President Hosni Mubarak named Omar Suleiman, his intelligence chief and confidant, as his No. 2 on Saturday, triggering speculation that he could be edging toward a military-approved handover of power.
So what’s next? Following are some questions and answers:
WILL THE APPOINTMENT OF A VICE PRESIDENT END UNREST?
Mubarak’s decision to pick Suleiman gave a clear indication that the Egyptian leader understands the magnitude of the social and political upheaval that has gripped his country.
Five days of unrest have forced Mubarak to make the long-delayed move of picking a deputy, signalling that his days in power may be numbered and that he may not run in a presidential election scheduled for September.
With protests keeping the momentum and his army and police failing to quell running battles in the streets, the pressure seems to have grown on the 82-old president from allies and aides to prepare for a transition.
Mubarak’s legitimacy has all but evaporated under the overwhelming unrest in which 74 people have been killed and more than 2,000 injured.
It has also diminished the probability that he or his son Gamal, who has been lined up as a possible contender, would run in this year’s presidential election.
“Mubarak has been damaged. I can’t see how this is not the beginning of the end of Mubarak’s presidency,” said Jon Alterman, Director of the Middle East Programme for the Center of International Studies.

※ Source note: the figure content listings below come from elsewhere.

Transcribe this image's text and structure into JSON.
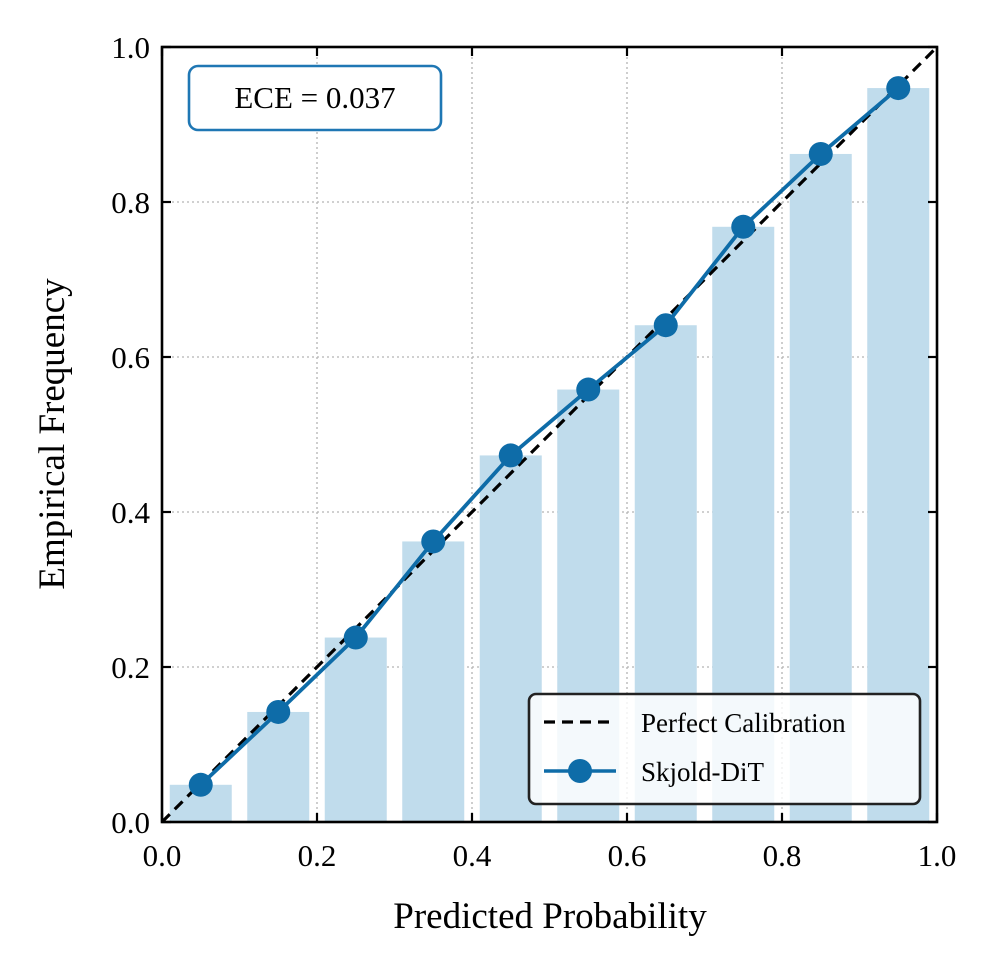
{
  "chart_data": {
    "type": "bar",
    "title": "",
    "xlabel": "Predicted Probability",
    "ylabel": "Empirical Frequency",
    "xlim": [
      0.0,
      1.0
    ],
    "ylim": [
      0.0,
      1.0
    ],
    "x_ticks": [
      "0.0",
      "0.2",
      "0.4",
      "0.6",
      "0.8",
      "1.0"
    ],
    "y_ticks": [
      "0.0",
      "0.2",
      "0.4",
      "0.6",
      "0.8",
      "1.0"
    ],
    "grid": true,
    "bin_centers": [
      0.05,
      0.15,
      0.25,
      0.35,
      0.45,
      0.55,
      0.65,
      0.75,
      0.85,
      0.95
    ],
    "bin_width": 0.08,
    "series": [
      {
        "name": "Skjold-DiT",
        "kind": "line-with-markers",
        "x": [
          0.05,
          0.15,
          0.25,
          0.35,
          0.45,
          0.55,
          0.65,
          0.75,
          0.85,
          0.95
        ],
        "values": [
          0.048,
          0.142,
          0.238,
          0.362,
          0.473,
          0.558,
          0.641,
          0.768,
          0.862,
          0.947
        ]
      },
      {
        "name": "Perfect Calibration",
        "kind": "dashed-reference",
        "x": [
          0.0,
          1.0
        ],
        "values": [
          0.0,
          1.0
        ]
      }
    ],
    "annotation": "ECE = 0.037",
    "legend": [
      "Perfect Calibration",
      "Skjold-DiT"
    ],
    "legend_position": "lower-right"
  },
  "colors": {
    "bar": "#c0dcec",
    "line": "#0e6ca8",
    "reference": "#000000",
    "grid": "#b3b3b3",
    "ece_border": "#1f77b4",
    "legend_border": "#222222"
  }
}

“It seems that his task now is to try and manage the transition past his leadership. I have a hard time believing that he will be the president in a year.”
So far protesters responded to the announcement by stepping up anti-government demonstrators.
Witnesses reported seeing looters ransacking and setting public buildings on fire. Nothing less than Mubarak stepping down can quell the unrest, some said.
“The story of Gamal and Mubarak is over. Now, the regime is looking for who will rescue it. Mubarak, Omar Suleiman and Ahmed Shafiq know each other on a personal level,” said Safwat Zayat, a military analyst.
“Their task in the coming months would be to ensure Mubarak’s safety until the end of his reign. They will reorganise the regime’s internal affairs.”